Ho letto nel tuo libro: “A me è venuta la pelle dura per quello che ho vissuto a Villa Fiorito”. Povero, ma tosto. E le infinite partite sul campaccio di terra di Las Siete Canchitas con i tuoi amici Goyo Carrizo e Montanita a consumare scarpe e a inzupparti di sudore. Per Goyo non c’era nessuno bravo come te a giocare a pallone, anche se spesso era solo un pallone rotto.
Bene. Goyo ha detto ai dirigenti dell’Argentinos Juniors che tu sei un fenomeno. A nove anni. E quelli gli hanno detto: “Porta il fenomeno con te”. Quelli sono don Francisco Gregorio Cornejo, impiegato al Banco Hipotecario Nacional di Buenos Aires e talent-scout di strada, e il suo aiutante José Emilio Trotta che è per tutti don Yayo. Sono i responsabili delle “cebollitas” dell’Argentinos Juniors, una banda di ragazzi del ’60, la tua età. Mamma Tota dice che puoi andare e papà Chitoro che deve dire? Non dice nulla e questo vuol dire che ci vai.
Fai il viaggio più lungo della tua vita prima che gli aerei ti porteranno dal nuovo mondo al vecchio e viceversa. Ci vogliono due autobus per arrivare a Las Malvinas, il campo d’allenamento dell’Argentinos. Ci vai in un giorno di pioggia e incontri gli altri ragazzini che sono arrivati sul camioncino di don Yayo. Hanno tutti un soprannome. Osvaldo Dalla Buona è Veneno, Oscar Trotta lo chiamano Pando, Daniel Ojeda è il Chino, Claudio Rodrigez è il Mono, la scimmia, e Delgado lo chiamano La Polvere. Sei il più basso di loro. Di una cosa si accorgono tutti: di piede, sei mancino. Dice Cornejo: “Vedo che il destro ti serve solo per camminare, ma a questo porremo rimedio”. Poi dirà a un amico: “Il nano è veramente un fenomeno.

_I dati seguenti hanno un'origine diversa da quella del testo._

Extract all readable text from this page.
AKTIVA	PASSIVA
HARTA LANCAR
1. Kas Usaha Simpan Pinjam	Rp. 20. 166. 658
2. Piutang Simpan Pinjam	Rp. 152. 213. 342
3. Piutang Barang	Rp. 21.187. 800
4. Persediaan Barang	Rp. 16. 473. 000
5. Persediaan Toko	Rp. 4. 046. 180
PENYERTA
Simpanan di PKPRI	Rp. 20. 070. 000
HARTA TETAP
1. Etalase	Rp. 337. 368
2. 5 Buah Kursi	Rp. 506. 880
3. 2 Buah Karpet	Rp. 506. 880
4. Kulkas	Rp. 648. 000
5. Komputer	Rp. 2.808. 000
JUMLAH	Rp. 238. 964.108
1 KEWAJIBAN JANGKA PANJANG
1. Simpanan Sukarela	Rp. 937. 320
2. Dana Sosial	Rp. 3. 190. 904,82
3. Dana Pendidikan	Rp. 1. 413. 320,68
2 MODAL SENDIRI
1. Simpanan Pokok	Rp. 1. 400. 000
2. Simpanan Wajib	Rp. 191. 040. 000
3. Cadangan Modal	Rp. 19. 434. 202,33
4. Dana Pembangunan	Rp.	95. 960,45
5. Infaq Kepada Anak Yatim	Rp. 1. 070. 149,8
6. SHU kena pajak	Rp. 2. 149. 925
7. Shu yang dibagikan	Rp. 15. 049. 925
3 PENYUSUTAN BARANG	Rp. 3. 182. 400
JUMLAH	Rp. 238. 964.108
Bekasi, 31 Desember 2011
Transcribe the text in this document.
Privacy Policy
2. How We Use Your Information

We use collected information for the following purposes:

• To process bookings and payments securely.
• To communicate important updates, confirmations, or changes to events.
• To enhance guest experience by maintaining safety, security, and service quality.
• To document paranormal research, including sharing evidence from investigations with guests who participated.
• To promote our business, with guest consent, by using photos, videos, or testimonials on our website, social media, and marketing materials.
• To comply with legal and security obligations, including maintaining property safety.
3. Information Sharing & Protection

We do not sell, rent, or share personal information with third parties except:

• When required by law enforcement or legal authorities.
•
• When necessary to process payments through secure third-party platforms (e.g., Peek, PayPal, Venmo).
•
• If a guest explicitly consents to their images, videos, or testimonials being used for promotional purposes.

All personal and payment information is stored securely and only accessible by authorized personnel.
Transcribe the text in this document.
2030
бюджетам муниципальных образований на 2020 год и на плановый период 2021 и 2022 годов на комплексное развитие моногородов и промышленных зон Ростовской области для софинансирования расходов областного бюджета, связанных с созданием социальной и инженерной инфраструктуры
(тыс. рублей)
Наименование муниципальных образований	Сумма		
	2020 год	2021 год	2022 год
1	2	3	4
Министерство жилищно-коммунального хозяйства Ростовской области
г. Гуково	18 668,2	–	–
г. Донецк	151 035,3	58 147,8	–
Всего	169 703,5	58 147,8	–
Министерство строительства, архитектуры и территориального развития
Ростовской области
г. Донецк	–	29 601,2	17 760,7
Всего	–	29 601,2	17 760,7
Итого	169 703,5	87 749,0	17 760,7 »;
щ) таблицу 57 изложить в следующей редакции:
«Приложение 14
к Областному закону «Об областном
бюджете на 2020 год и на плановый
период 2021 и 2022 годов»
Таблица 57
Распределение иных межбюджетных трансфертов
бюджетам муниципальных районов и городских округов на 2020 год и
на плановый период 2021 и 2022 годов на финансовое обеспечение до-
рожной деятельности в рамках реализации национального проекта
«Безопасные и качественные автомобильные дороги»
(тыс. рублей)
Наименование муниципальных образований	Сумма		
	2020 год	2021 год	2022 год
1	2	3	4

L’ho capito dopo dieci minuti vedendolo giocare. Si muove con una grazia e un’autorità fuori dal comune per uno della sua età”.
Ti prendono nelle “cebollitas”, la squadra dei più piccoli fra le formazioni giovanili dell’Argentinos. Giochi e il talento ti preme dentro e vuole uscire fuori. Una la combini subito, a dieci anni. Alla domenica fai il raccattapalle per la prima squadra e sei allo stadio per Argentinos-Boca. Un pallone come quelli della prima squadra non l’hai mai avuto tra i piedi. Nell’intervallo della partita te ne impossessi sotto gli occhi di don Yayo. E cominci uno dei tuoi palleggi infiniti, sinistro, testa, spalla, l’esterno della coscia, ginocchio. Il pallone non tocca mai terra. Attiri l’attenzione. Ti seguono dagli spalti.
Le squadre ritornano in campo, ma la gente ha occhi solo per te. Grida: “Olè, olè”. Stai palleggiando da un quarto d’ora e la partita deve riprendere. La folla urla: “Rimani, rimani”. E’ un bel problema. “Ancora, ancora” urla la gente dello stadio. Non può durare.
Fai un colpo di tacco e col sinistro già magico indirizzi il pallone a don Yayo che lo prende e ti sorride. Alla prossima puntata, pibe.